MPs Ruth Cadbury, Alex Chalk, Dr. Sarah Wollaston and Steve Brine were joined by Lord Berkeley. They asked the Transport Secretary to clarify the funding for cycling following the recent reduced settlement in the Comprehensive Spending Review. The MPs and Lord Berkeley also urged
McLoughlin to chivvy his department along over the adoption of National Design Standards.
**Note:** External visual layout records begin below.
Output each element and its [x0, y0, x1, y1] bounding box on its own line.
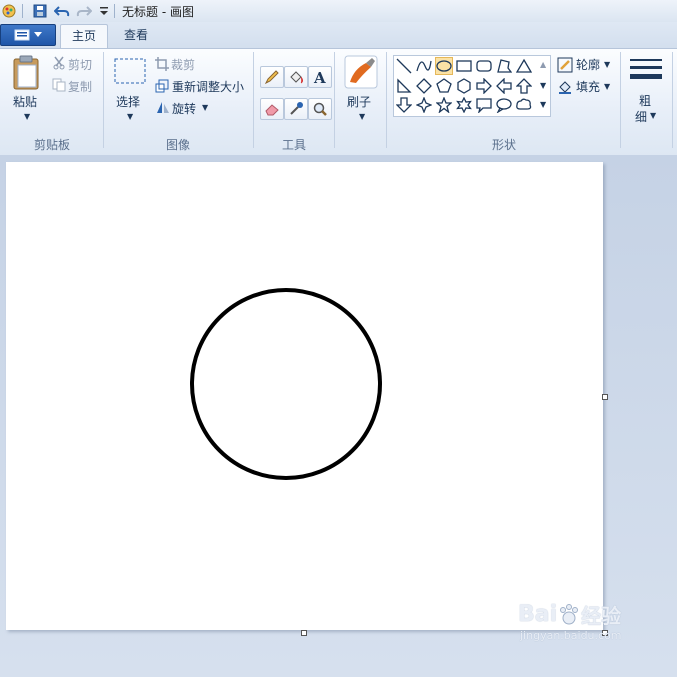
size-lines-icon[interactable] [629, 57, 663, 90]
fill-bucket-icon [290, 71, 303, 84]
paste-button[interactable]: 粘贴 [13, 93, 37, 110]
shape-oval[interactable] [435, 57, 453, 75]
tools-group-label: 工具 [281, 138, 306, 152]
tab-view[interactable]: 查看 [114, 24, 158, 48]
svg-text:A: A [313, 69, 326, 85]
brushes-dropdown-icon[interactable]: ▼ [359, 112, 365, 121]
copy-icon [52, 78, 66, 95]
shape-six-point-star[interactable] [455, 96, 473, 114]
size-label-thick[interactable]: 粗 [639, 92, 651, 109]
baidu-paw-icon [560, 603, 579, 624]
eraser-icon [265, 104, 279, 116]
outline-dropdown-icon[interactable]: ▼ [604, 60, 610, 69]
shape-rounded-rectangle[interactable] [475, 57, 493, 75]
chevron-down-icon [34, 32, 42, 37]
shape-right-triangle[interactable] [395, 77, 413, 95]
shape-right-arrow[interactable] [475, 77, 493, 95]
clipboard-group-label: 剪贴板 [33, 138, 70, 152]
size-dropdown-icon[interactable]: ▼ [650, 111, 656, 120]
text-tool[interactable]: A [308, 66, 332, 88]
shape-rectangle[interactable] [455, 57, 473, 75]
fill-button[interactable]: 填充 [576, 78, 600, 95]
shape-four-point-star[interactable] [415, 96, 433, 114]
select-icon[interactable] [114, 57, 146, 88]
fill-dropdown-icon[interactable]: ▼ [604, 82, 610, 91]
pencil-icon [264, 70, 279, 85]
file-menu-button[interactable] [0, 24, 56, 46]
brushes-button[interactable]: 刷子 [347, 93, 371, 110]
paste-icon[interactable] [12, 55, 42, 94]
shape-cloud-callout[interactable] [515, 96, 533, 114]
drawing-canvas[interactable] [6, 162, 603, 630]
size-label-thin[interactable]: 细 [635, 108, 647, 125]
shapes-scroll-down-icon[interactable]: ▼ [540, 81, 546, 90]
shape-triangle[interactable] [515, 57, 533, 75]
paint-app-icon[interactable] [1, 3, 17, 19]
redo-icon[interactable] [76, 3, 92, 19]
shapes-expand-icon[interactable]: ▼ [540, 100, 546, 109]
rotate-button[interactable]: 旋转 [172, 100, 196, 117]
watermark-brand: Bai [518, 602, 558, 627]
outline-icon [557, 57, 573, 76]
outline-button[interactable]: 轮廓 [576, 56, 600, 73]
shape-rect-callout[interactable] [475, 96, 493, 114]
shape-left-arrow[interactable] [495, 77, 513, 95]
copy-button[interactable]: 复制 [68, 78, 92, 95]
file-menu-icon [14, 29, 30, 41]
drawn-circle [190, 288, 382, 480]
pencil-tool[interactable] [260, 66, 284, 88]
fill-tool[interactable] [284, 66, 308, 88]
resize-button[interactable]: 重新调整大小 [172, 78, 244, 95]
shape-up-arrow[interactable] [515, 77, 533, 95]
crop-icon [155, 57, 169, 74]
watermark-brand-tail: 经验 [581, 604, 622, 628]
fill-icon [557, 78, 573, 97]
tab-home[interactable]: 主页 [60, 24, 108, 49]
resize-icon [155, 79, 169, 96]
cut-icon [52, 56, 66, 73]
resize-handle-right[interactable] [602, 394, 608, 400]
shapes-scroll-up-icon[interactable]: ▲ [540, 60, 546, 69]
title-bar: 无标题 - 画图 [0, 0, 677, 23]
select-button[interactable]: 选择 [116, 93, 140, 110]
shape-oval-callout[interactable] [495, 96, 513, 114]
color-picker-tool[interactable] [284, 98, 308, 120]
rotate-icon [155, 100, 171, 117]
color-picker-icon [290, 102, 303, 115]
window-title: 无标题 - 画图 [122, 5, 194, 19]
shape-diamond[interactable] [415, 77, 433, 95]
resize-handle-bottom[interactable] [301, 630, 307, 636]
canvas-drawing [190, 288, 382, 480]
customize-quick-access-icon[interactable] [96, 3, 112, 19]
brush-icon[interactable] [344, 55, 378, 92]
shape-down-arrow[interactable] [395, 96, 413, 114]
shape-pentagon[interactable] [435, 77, 453, 95]
eraser-tool[interactable] [260, 98, 284, 120]
watermark-url: jingyan.baidu.com [520, 629, 622, 642]
shape-five-point-star[interactable] [435, 96, 453, 114]
magnifier-icon [313, 102, 327, 116]
select-dropdown-icon[interactable]: ▼ [127, 112, 133, 121]
cut-button[interactable]: 剪切 [68, 56, 92, 73]
shape-hexagon[interactable] [455, 77, 473, 95]
magnifier-tool[interactable] [308, 98, 332, 120]
paste-dropdown-icon[interactable]: ▼ [24, 112, 30, 121]
undo-icon[interactable] [54, 3, 70, 19]
shape-polygon[interactable] [495, 57, 513, 75]
text-icon: A [313, 69, 326, 85]
baidu-watermark: Bai 经验 jingyan.baidu.com [518, 600, 622, 642]
crop-button[interactable]: 裁剪 [171, 56, 195, 73]
image-group-label: 图像 [165, 138, 190, 152]
shape-line[interactable] [395, 57, 413, 75]
shapes-group-label: 形状 [491, 138, 516, 152]
save-icon[interactable] [32, 3, 48, 19]
shape-curve[interactable] [415, 57, 433, 75]
rotate-dropdown-icon[interactable]: ▼ [202, 103, 208, 112]
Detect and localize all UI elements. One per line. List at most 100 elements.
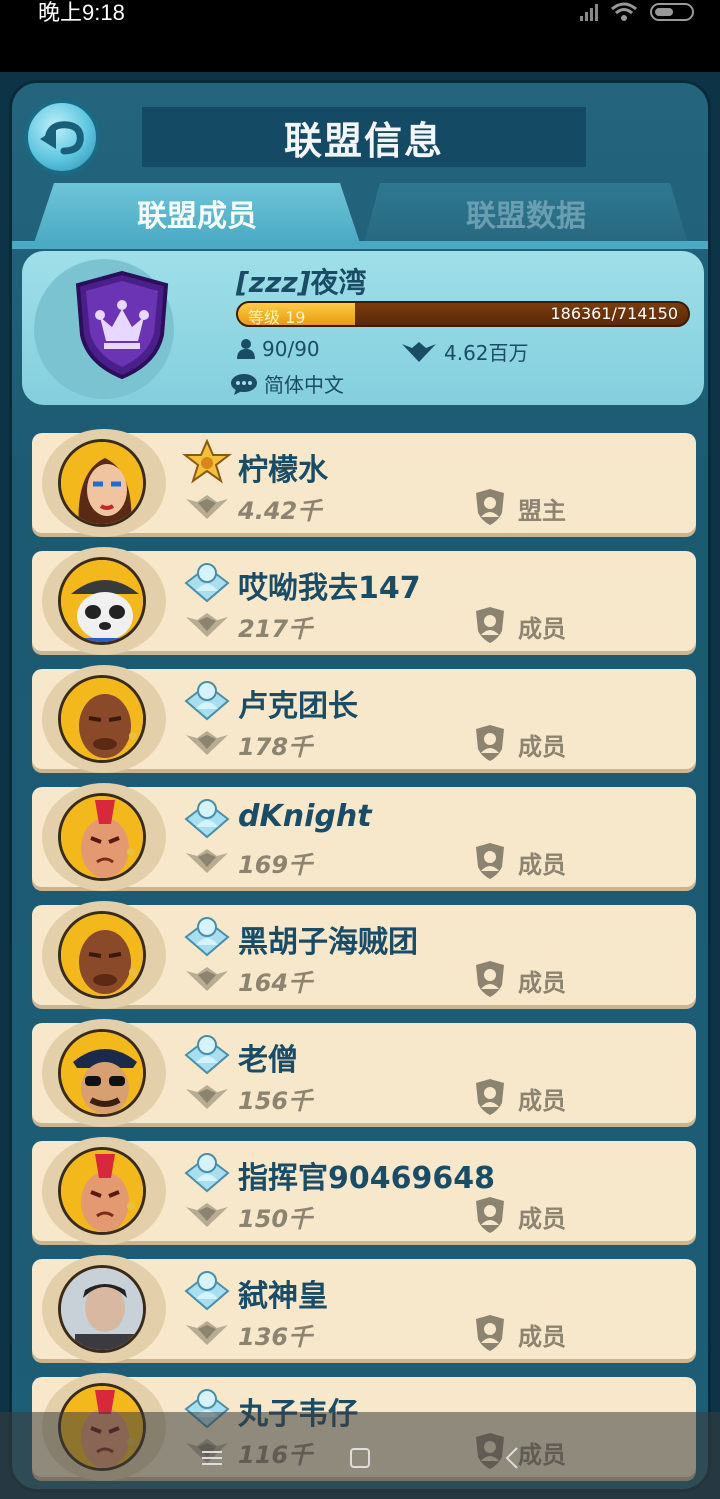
avatar [58,675,146,763]
member-role: 成员 [518,851,566,879]
title-banner: 联盟信息 [142,107,586,167]
wifi-icon [611,2,637,21]
role-shield-icon [476,961,504,997]
role-shield-icon [476,725,504,761]
eagle-power-icon [186,1085,228,1109]
member-role: 盟主 [518,497,566,525]
alliance-panel: 联盟信息 联盟成员 联盟数据 [zzz]夜湾 等级 19 186361/7141… [9,80,711,1492]
back-chevron-icon [505,1447,518,1469]
member-name: 哎呦我去147 [238,571,421,606]
member-name: 卢克团长 [238,689,358,724]
status-time: 晚上9:18 [38,0,125,25]
home-square-icon [350,1448,370,1468]
member-row[interactable]: dKnight 169千 成员 [32,783,696,891]
member-row[interactable]: 指挥官90469648 150千 成员 [32,1137,696,1245]
role-shield-icon [476,1315,504,1351]
avatar [58,1147,146,1235]
member-rank-icon [184,563,230,603]
member-count-row: 90/90 [236,337,320,361]
chat-bubble-icon [231,373,257,395]
member-rank-icon [184,681,230,721]
member-name: 指挥官90469648 [238,1161,495,1196]
member-row[interactable]: 老僧 156千 成员 [32,1019,696,1127]
avatar [58,1265,146,1353]
eagle-power-icon [402,341,436,362]
member-rank-icon [184,1271,230,1311]
tab-members-label: 联盟成员 [137,199,257,234]
home-nav-button[interactable] [340,1438,380,1478]
tab-data-label: 联盟数据 [466,199,586,234]
eagle-power-icon [186,849,228,873]
tab-members[interactable]: 联盟成员 [34,183,360,243]
game-frame: 联盟信息 联盟成员 联盟数据 [zzz]夜湾 等级 19 186361/7141… [0,72,720,1499]
menu-nav-button[interactable] [192,1438,232,1478]
eagle-power-icon [186,967,228,991]
role-shield-icon [476,1197,504,1233]
crown-shield-icon [75,271,169,379]
alliance-name: [zzz]夜湾 [236,261,367,301]
member-power: 217千 [238,615,313,643]
member-row[interactable]: 哎呦我去147 217千 成员 [32,547,696,655]
alliance-power-row: 4.62百万 [400,337,529,366]
member-power: 4.42千 [238,497,322,525]
avatar [58,1029,146,1117]
tab-data[interactable]: 联盟数据 [364,183,688,243]
alliance-level: 等级 19 [248,308,306,327]
avatar [58,793,146,881]
alliance-name-text: 夜湾 [310,266,367,299]
member-rank-icon [184,799,230,839]
member-rank-icon [184,1035,230,1075]
back-button[interactable] [24,99,100,175]
role-shield-icon [476,607,504,643]
alliance-language: 简体中文 [264,373,344,397]
eagle-power-icon [186,731,228,755]
person-icon [237,339,255,359]
status-icons [580,2,694,22]
signal-icon [580,3,598,21]
member-power: 164千 [238,969,313,997]
eagle-power-icon [186,1321,228,1345]
alliance-summary-card: [zzz]夜湾 等级 19 186361/714150 90/90 4.62百万 [22,251,704,405]
member-rank-icon [184,917,230,957]
member-name: 柠檬水 [238,453,328,488]
member-power: 169千 [238,851,313,879]
member-name: 老僧 [238,1043,298,1078]
menu-icon [202,1451,222,1465]
language-row: 简体中文 [230,369,344,398]
member-power: 150千 [238,1205,313,1233]
member-count: 90/90 [262,337,320,361]
avatar [58,439,146,527]
member-name: 弑神皇 [238,1279,328,1314]
return-arrow-icon [40,121,84,155]
page-title: 联盟信息 [283,118,444,163]
member-name: dKnight [238,799,372,834]
status-bar: 晚上9:18 [0,0,720,72]
role-shield-icon [476,843,504,879]
alliance-tag: [zzz] [236,266,311,299]
member-role: 成员 [518,1087,566,1115]
role-shield-icon [476,1079,504,1115]
alliance-xp-value: 186361/714150 [550,304,678,323]
member-row[interactable]: 柠檬水 4.42千 盟主 [32,429,696,537]
member-power: 156千 [238,1087,313,1115]
member-role: 成员 [518,615,566,643]
role-shield-icon [476,489,504,525]
member-row[interactable]: 卢克团长 178千 成员 [32,665,696,773]
alliance-power: 4.62百万 [444,341,529,365]
leader-star-icon [182,439,232,484]
tab-underline [12,241,708,249]
member-power: 178千 [238,733,313,761]
alliance-xp-bar: 等级 19 186361/714150 [236,301,690,327]
eagle-power-icon [186,613,228,637]
back-nav-button[interactable] [492,1438,532,1478]
member-row[interactable]: 黑胡子海贼团 164千 成员 [32,901,696,1009]
member-row[interactable]: 弑神皇 136千 成员 [32,1255,696,1363]
member-role: 成员 [518,969,566,997]
battery-icon [650,3,694,21]
system-nav-bar [0,1412,720,1499]
eagle-power-icon [186,1203,228,1227]
avatar [58,557,146,645]
member-role: 成员 [518,1323,566,1351]
member-power: 136千 [238,1323,313,1351]
member-name: 黑胡子海贼团 [238,925,418,960]
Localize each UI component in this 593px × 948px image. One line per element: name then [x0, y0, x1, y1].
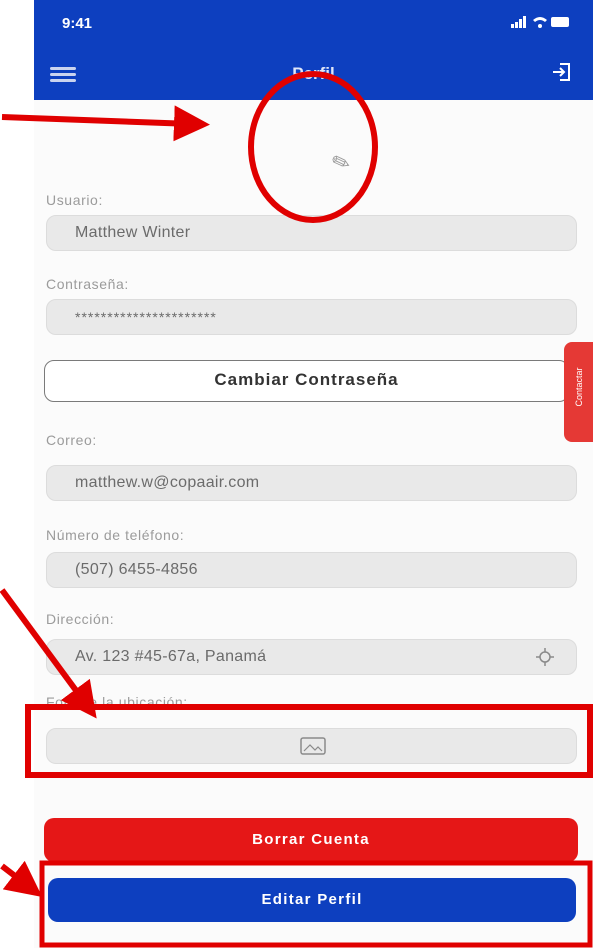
photo-label: Foto de la ubicación:: [46, 694, 188, 710]
status-bar: 9:41: [34, 0, 593, 50]
page-title: Perfil: [292, 64, 335, 83]
location-photo-field[interactable]: [46, 728, 577, 764]
status-time: 9:41: [62, 15, 93, 32]
user-label: Usuario:: [46, 192, 103, 208]
app-bar: Perfil: [34, 50, 593, 100]
logout-icon[interactable]: [549, 60, 575, 86]
image-icon: [300, 737, 326, 755]
address-field[interactable]: Av. 123 #45-67a, Panamá: [46, 639, 577, 675]
contact-tab-label: Contactar: [574, 367, 584, 407]
phone-label: Número de teléfono:: [46, 527, 185, 543]
signal-wifi-battery-icon: [511, 16, 569, 28]
status-icons: [511, 15, 571, 32]
email-field[interactable]: matthew.w@copaair.com: [46, 465, 577, 501]
location-target-icon[interactable]: [536, 648, 554, 666]
contact-tab[interactable]: Contactar: [564, 342, 593, 442]
address-label: Dirección:: [46, 611, 115, 627]
phone-field[interactable]: (507) 6455-4856: [46, 552, 577, 588]
delete-account-button[interactable]: Borrar Cuenta: [44, 818, 578, 862]
change-password-button[interactable]: Cambiar Contraseña: [44, 360, 569, 402]
edit-profile-button[interactable]: Editar Perfil: [48, 878, 576, 922]
password-label: Contraseña:: [46, 276, 129, 292]
address-value: Av. 123 #45-67a, Panamá: [75, 648, 267, 665]
user-field[interactable]: Matthew Winter: [46, 215, 577, 251]
password-field[interactable]: **********************: [46, 299, 577, 335]
annotation-arrow-edit: [0, 860, 43, 897]
email-label: Correo:: [46, 432, 97, 448]
avatar[interactable]: [274, 110, 384, 210]
phone-screen: 9:41 Perfil ✎ Usuario: Matthew Winter Co…: [34, 0, 593, 948]
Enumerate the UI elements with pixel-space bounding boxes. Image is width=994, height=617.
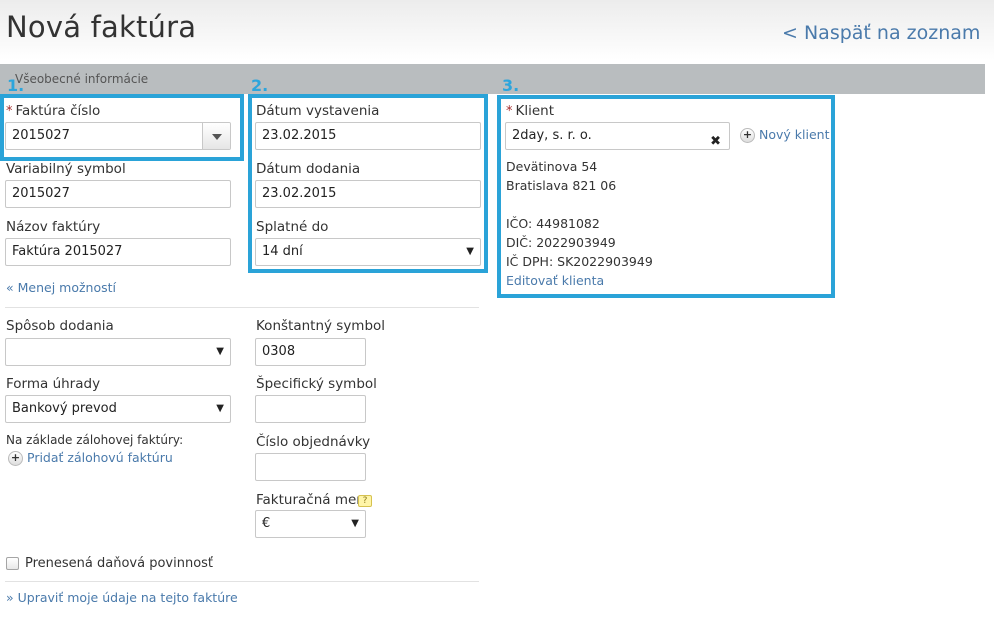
reverse-charge-checkbox[interactable] (6, 557, 19, 570)
marker-2: 2. (251, 76, 269, 95)
payment-form-value: Bankový prevod (12, 401, 117, 416)
due-value: 14 dní (262, 244, 303, 259)
new-client-label: Nový klient (759, 127, 830, 142)
due-select[interactable]: 14 dní ▼ (255, 238, 481, 266)
currency-label: Fakturačná mena (256, 492, 374, 508)
invoice-name-input[interactable]: Faktúra 2015027 (5, 238, 231, 266)
new-client-link[interactable]: + Nový klient (740, 127, 829, 143)
client-ids: IČO: 44981082 DIČ: 2022903949 IČ DPH: SK… (506, 214, 653, 290)
plus-icon: + (740, 128, 755, 143)
payment-form-select[interactable]: Bankový prevod ▼ (5, 395, 231, 423)
invoice-name-label: Názov faktúry (6, 219, 101, 235)
invoice-number-label-text: Faktúra číslo (15, 103, 101, 119)
caret-down-icon: ▼ (466, 246, 474, 257)
client-ic-dph: IČ DPH: SK2022903949 (506, 254, 653, 269)
section-label: Všeobecné informácie (15, 72, 149, 86)
client-address: Devätinova 54 Bratislava 821 06 (506, 157, 616, 195)
issue-date-label: Dátum vystavenia (256, 103, 380, 119)
specific-symbol-input[interactable] (255, 395, 366, 423)
constant-symbol-input[interactable]: 0308 (255, 338, 366, 366)
delivery-date-label: Dátum dodania (256, 161, 361, 177)
specific-symbol-label: Špecifický symbol (256, 376, 377, 392)
add-advance-invoice-label: Pridať zálohovú faktúru (27, 450, 173, 465)
invoice-number-label: * Faktúra číslo (6, 103, 100, 119)
edit-client-link[interactable]: Editovať klienta (506, 271, 653, 290)
variable-symbol-input[interactable]: 2015027 (5, 180, 231, 208)
client-label-text: Klient (515, 103, 555, 119)
required-mark: * (6, 104, 13, 119)
clear-icon[interactable]: ✖ (710, 129, 721, 149)
divider (5, 581, 479, 582)
client-address-line2: Bratislava 821 06 (506, 178, 617, 193)
divider (5, 307, 479, 308)
advance-invoice-label: Na základe zálohovej faktúry: (6, 433, 184, 447)
back-to-list-link[interactable]: < Naspäť na zoznam (782, 22, 980, 44)
invoice-number-dropdown-button[interactable] (202, 123, 230, 149)
caret-down-icon: ▼ (351, 518, 359, 529)
order-number-input[interactable] (255, 453, 366, 481)
required-mark: * (506, 104, 513, 119)
caret-down-icon: ▼ (216, 346, 224, 357)
payment-form-label: Forma úhrady (6, 376, 101, 392)
invoice-number-input[interactable]: 2015027 (5, 122, 231, 150)
currency-select[interactable]: € ▼ (255, 510, 366, 538)
chevron-down-icon (212, 134, 222, 140)
marker-1: 1. (7, 76, 25, 95)
client-input[interactable]: 2day, s. r. o. ✖ (505, 122, 730, 150)
plus-icon: + (8, 451, 23, 466)
marker-3: 3. (502, 76, 520, 95)
delivery-method-label: Spôsob dodania (6, 318, 114, 334)
issue-date-input[interactable]: 23.02.2015 (255, 122, 481, 150)
order-number-label: Číslo objednávky (256, 434, 371, 450)
due-label: Splatné do (256, 219, 329, 235)
client-ico: IČO: 44981082 (506, 216, 600, 231)
client-dic: DIČ: 2022903949 (506, 235, 616, 250)
constant-symbol-label: Konštantný symbol (256, 318, 386, 334)
client-address-line1: Devätinova 54 (506, 159, 598, 174)
page-title: Nová faktúra (6, 10, 197, 44)
variable-symbol-label: Variabilný symbol (6, 161, 126, 177)
help-icon[interactable]: ? (358, 495, 372, 507)
currency-value: € (262, 516, 271, 531)
add-advance-invoice-link[interactable]: + Pridať zálohovú faktúru (8, 450, 173, 466)
delivery-date-input[interactable]: 23.02.2015 (255, 180, 481, 208)
edit-my-data-link[interactable]: » Upraviť moje údaje na tejto faktúre (6, 590, 238, 605)
less-options-link[interactable]: « Menej možností (6, 280, 116, 295)
caret-down-icon: ▼ (216, 403, 224, 414)
reverse-charge-label: Prenesená daňová povinnosť (25, 556, 214, 571)
invoice-number-value: 2015027 (12, 128, 70, 143)
client-label: * Klient (506, 103, 554, 119)
delivery-method-select[interactable]: ▼ (5, 338, 231, 366)
client-value: 2day, s. r. o. (512, 128, 592, 143)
London and Wales have been sharing a “Best Practice Base” to share knowledge but nationally little appears to moving.

McLoughlin said that he will be “very mindful to fund cycling bids submitted through the Local Growth Fund.” When challenged on the APPCG call for spending £10 per head, per annum on cycling (one of the APPCG’s 18 Get Britain Cycling recommendations), he said he while he could not guarantee it, there is no reason why “all the pots of money available to cycling, won’t add up to £10 per head”.

The APPCG members also asked McLoughlin to follow the lead taken by the Highways Agency and ensure that all DfT-funded road schemes are “cycle-proofed”.

As HGV-related cycle deaths has been a major issue for the APPCG, members sought assurance that the Transport Secretary would focus attention on initiatives that reduces deaths and serious injuries of cyclists under the wheels of heavy lorries. Initiatives discussed included incentivising hauliers to invest in direct vision lorries, encouraging site developers to transport heavy loads by rail rather than road, and for the DfT to work with other departments to consider hypothecating fines to make enforcement regimes more affordable for police and local authorities.

Ruth Cadbury, co-chair of the parliamentary cycling group, said: “The Secretary of State shared our concerns over the safety of cyclists and I feel encouraged that he will pursue the suggestions that we made, particularly encouraging Local Authorities to cycle-proof their roads, based on the Highways Agency model.”

Fellow co-chair Alex Chalk said: “I was encouraged by the Secretary of State’s comments about funding streams available through the Local Growth Fund. It is delivering those safe cycle schemes that will be key to getting more people onto bikes.”

Training is not an alternative to good infrastructure, confirms trade body

TABS, the Association of Bikeability Schemes, has issued a statement confirming that it does not believe cycle training takes the place of good cycling infrastructure, such as cycleways. This topic is often controversial on social media, with some cycle advocates stating that the money pumped into Bikeability by the Department for Transport would be better spent on protected bicycle infrastructure.

Bikeability is “cycling proficiency for the 21st century”, designed to give the next generation the skills and confidence to ride their bikes on and away from roads. TABS is a body set up to represent the cycle training industry.

The TABS statement is short and to the point:

“Training is not an alternative to good infrastructure but one of many measures that encourage cycling.”

On social media it is sometimes mentioned that Dutch children don’t need cycle training because they can get to and from school on protected cycling infrastructure. In fact, Dutch children do receive cycle training, partly because they sometimes have to share roads with motor vehicles.

Tej Mistry, the CTC representative on the TABS board, said:

“The importance of infrastructure is clear, as is the continued requirement for improved conditions, facilities, and engineering advancements.”

Mistry added: “Fundamentally, cycling is a safe activity whether for leisure, recreation or transport. Encouraging people to cycle brings an array of wider benefits.

“A key element to increasing levels of cycling is education through cycle training to support the development of new cyclists through confidence-building and skills development. Training, especially for young people through Bikeability, will drive long-term health and social benefits for society.”